Handheld gaming isn't for everybody, but the numbers are undeniable. There's a huge audience for it. The Switch is likely expanding the market for handhelds, too, because even if it wasn't a selling point, once the option is available, people are inevitably going to use its mobile functionality.

The ability to play any game in the Switch's library on the go, without interruption, is incredibly convenient. Nobody can touch Nintendo here.

Image credit: Nintendo

Fun for all ages

Switch is by far the most family-friendly console on the market, but it's not simply a matter of publishing a plethora of software designed for younger audiences. Many Nintendo games have such broad appeal, they are truly able to be enjoyed by anybody, regardless of age.

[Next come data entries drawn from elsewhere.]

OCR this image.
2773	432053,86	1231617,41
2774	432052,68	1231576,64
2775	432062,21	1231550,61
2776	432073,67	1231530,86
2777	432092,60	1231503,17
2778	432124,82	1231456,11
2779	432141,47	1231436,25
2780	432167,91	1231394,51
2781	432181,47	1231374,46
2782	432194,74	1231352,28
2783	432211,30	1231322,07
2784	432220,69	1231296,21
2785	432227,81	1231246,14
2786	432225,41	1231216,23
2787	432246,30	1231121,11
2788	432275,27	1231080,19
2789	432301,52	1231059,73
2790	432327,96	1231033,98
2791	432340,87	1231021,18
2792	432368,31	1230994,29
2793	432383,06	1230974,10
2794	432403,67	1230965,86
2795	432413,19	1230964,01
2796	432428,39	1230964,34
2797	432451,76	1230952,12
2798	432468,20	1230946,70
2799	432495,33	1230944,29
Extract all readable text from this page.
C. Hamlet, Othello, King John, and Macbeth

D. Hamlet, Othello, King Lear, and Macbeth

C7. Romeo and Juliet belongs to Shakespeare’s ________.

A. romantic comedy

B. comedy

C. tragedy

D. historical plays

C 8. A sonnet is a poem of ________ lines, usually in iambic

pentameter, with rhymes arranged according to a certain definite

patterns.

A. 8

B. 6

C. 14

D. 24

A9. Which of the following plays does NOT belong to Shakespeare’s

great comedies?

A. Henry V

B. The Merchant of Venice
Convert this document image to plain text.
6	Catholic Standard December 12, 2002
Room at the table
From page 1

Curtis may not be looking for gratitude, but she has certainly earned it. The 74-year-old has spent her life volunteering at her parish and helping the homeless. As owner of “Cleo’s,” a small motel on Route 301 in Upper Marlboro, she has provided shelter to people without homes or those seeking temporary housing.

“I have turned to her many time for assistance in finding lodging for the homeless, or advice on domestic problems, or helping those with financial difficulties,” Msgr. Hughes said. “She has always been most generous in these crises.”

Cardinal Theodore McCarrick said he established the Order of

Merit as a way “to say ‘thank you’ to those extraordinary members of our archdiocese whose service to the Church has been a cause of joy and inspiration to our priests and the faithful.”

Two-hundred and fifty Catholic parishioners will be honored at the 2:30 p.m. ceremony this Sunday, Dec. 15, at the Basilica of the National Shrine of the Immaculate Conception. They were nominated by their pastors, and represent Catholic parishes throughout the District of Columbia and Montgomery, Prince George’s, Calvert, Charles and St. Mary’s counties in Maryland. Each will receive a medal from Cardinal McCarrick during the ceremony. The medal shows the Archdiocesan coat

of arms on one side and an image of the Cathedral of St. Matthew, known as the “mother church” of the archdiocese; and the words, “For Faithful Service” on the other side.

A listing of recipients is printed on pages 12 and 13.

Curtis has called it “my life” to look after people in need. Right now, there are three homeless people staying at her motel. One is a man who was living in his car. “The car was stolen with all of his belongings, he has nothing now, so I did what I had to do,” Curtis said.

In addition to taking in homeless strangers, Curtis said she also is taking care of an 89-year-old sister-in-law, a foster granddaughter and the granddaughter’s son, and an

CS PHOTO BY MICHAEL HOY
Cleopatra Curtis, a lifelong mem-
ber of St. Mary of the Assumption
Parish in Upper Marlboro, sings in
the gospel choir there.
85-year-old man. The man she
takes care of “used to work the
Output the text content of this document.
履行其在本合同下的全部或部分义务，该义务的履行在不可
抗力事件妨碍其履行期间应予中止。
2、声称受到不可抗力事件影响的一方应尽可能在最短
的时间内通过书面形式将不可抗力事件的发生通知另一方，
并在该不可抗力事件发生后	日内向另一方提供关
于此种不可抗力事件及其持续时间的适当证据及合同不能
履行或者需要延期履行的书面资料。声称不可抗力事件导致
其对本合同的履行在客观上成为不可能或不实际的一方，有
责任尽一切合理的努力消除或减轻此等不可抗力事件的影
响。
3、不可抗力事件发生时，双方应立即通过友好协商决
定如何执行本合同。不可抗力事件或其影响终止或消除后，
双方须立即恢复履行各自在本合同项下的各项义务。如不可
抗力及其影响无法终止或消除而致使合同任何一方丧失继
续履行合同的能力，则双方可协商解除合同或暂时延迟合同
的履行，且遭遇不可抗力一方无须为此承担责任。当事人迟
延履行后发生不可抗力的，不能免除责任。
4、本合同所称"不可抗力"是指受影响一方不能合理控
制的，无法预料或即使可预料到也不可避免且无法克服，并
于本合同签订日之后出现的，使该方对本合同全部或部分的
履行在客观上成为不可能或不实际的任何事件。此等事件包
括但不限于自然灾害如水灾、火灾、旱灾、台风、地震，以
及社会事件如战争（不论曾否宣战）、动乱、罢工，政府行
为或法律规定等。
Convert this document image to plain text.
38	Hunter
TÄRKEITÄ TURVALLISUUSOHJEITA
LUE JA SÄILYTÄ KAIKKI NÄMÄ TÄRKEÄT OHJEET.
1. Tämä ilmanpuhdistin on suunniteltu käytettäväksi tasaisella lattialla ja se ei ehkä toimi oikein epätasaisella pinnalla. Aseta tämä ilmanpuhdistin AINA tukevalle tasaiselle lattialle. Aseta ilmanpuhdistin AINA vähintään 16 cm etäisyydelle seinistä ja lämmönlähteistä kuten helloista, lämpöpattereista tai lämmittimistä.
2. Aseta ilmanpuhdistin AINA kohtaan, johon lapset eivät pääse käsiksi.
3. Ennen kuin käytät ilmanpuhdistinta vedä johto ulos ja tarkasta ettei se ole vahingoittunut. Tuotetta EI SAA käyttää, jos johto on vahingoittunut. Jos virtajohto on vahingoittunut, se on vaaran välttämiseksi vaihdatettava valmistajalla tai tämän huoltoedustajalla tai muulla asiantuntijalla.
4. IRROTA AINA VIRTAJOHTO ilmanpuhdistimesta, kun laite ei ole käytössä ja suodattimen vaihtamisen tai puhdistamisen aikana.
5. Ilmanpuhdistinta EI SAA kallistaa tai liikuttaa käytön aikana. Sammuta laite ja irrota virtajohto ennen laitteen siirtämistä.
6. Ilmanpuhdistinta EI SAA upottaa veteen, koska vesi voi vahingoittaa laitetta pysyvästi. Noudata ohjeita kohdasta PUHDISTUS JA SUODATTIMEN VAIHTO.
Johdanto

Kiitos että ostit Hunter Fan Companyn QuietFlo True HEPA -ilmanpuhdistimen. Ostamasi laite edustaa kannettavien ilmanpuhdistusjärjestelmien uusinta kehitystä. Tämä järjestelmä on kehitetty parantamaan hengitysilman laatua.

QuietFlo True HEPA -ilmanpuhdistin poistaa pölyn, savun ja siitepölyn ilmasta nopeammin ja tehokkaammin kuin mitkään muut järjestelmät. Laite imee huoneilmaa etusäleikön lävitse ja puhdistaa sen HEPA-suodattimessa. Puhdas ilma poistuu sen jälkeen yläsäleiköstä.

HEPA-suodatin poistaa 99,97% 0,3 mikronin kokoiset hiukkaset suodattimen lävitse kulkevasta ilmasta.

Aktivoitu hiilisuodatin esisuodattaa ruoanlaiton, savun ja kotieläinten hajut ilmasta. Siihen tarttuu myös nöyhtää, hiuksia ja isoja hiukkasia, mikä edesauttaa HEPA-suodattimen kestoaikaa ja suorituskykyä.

Even if you're a person who appreciates massive worlds, difficult goals and stunning graphics, sometimes it's nice to sit down and play a game with a straightforward premise, where you only need to know a few buttons to master. That's not to say deep, challenging games aren't available for the Switch, but you kind of know what you're getting when you fire up a Mario title. It’s an accessible platformer that's big on fun and low on confusion and frustration.

Yes, PlayStation and Xbox have accessible titles, too. The audiences skew more adult though, so naturally their game libraries tend to offer more complex titles that veer toward more serious or darker subject matter.

Iconic gaming franchises

The only reason there was such a fervor around Mario 35 and 3D All-Stars in the first place is because people love Mario. They love Donkey Kong. They love Legend of Zelda. They love Metroid. They love Pokémon. Mario Kart. Smash Bros. Animal Crossing. The list goes on.

The bottom line is people can't get enough of Nintendo's franchises, and any angst the company causes its customers pales in comparison to the countless hours its most ardent fans spend with these iconic characters and worlds.

Obviously, Nintendo isn't perfect, but there's still plenty it gets right. The Switch is a neat console that provides gamers with an immense amount of options with regard to both the library of software and how to play it.

But, in truth, as long as the company remains the sole way to play Mario and many of the best franchises in gaming history, there will always be plenty of love to go around for Nintendo.